Disclaimer: The solutions we've shared are just one exciting approach, and there are surely many other wonderful methods out there. We’d love to hear your alternative solutions in the community thread below, so let's keep the creativity flowing!

a.

As the prospects are numbered randomly, every prospect has the same probability of $\boxed{\frac{1}{1000}}$ for having the highest rank.

b.

The $i$th prospect ($1\leq i\leq m$) has a probability of $\frac 1m$ for having the highest rank among the first $m$ prospects. So, the probability that the highest ranking prospect (among the first $m$) is one of the first $k$ prospects is $\boxed{\frac km}$. 

c.

The probability that the $(m+1)$th prospect is the highest ranking is $\frac{1}{1000}$. And the probability that this prospect will be picked is $\frac km$, since he will be picked only if the highest ranking prospect among the first $m$ prospects was one of the first $k$ who were rejected. The probability that both these events occur is therefore $\boxed{\frac{k}{1000m}}$.

d.

Note that the sum is \begin{align*} \sum_{m=k}^{999} \frac{k}{1000m} & =\frac{k}{1000}\sum_{m=k}^{999}\frac 1m \\ & = \frac{k}{1000}\left(\sum_{m=1}^{999} \frac 1m-\sum_{m=1}^{k-1} \frac 1m \right) \\ & \approx \frac{k}{1000} (\ln 1000-\ln k) \\ & = \boxed{\frac{k}{1000}\ln \left (\frac{1000}k\right)} .\end{align*}

e.

We need to find the value of $k$ for which $\frac{k}{1000}\ln \left (\frac{1000}k\right)$ is maximized.

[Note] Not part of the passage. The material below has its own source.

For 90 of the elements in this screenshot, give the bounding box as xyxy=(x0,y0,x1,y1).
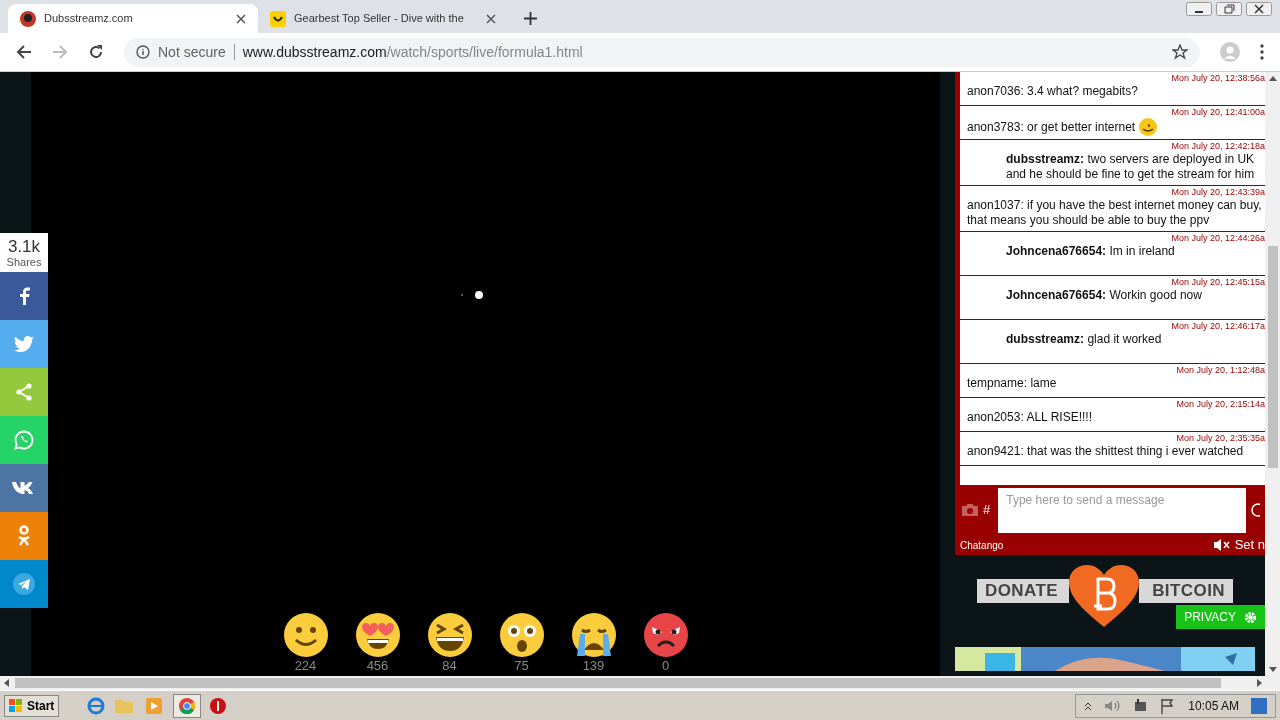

Let $f(x)=\frac{\ln x}x$. We can find that $f'(x)=\frac{1-\ln x}{x^2}$ by using the quotient rule from calculus. We know from calculus that a "good" function has its maximum when its derivative is $0$ (or in the endpoints, but we don't need that). Clearly $$f'(x)=0 \iff 1-\ln x=0 \iff x=e.$$ So the maximum is attained when $x=e$. Now notice that the function we care about is $f(1000/k)$. This is maximized when $1000/k=e$ or $k=1000/e\approx \boxed{368}$.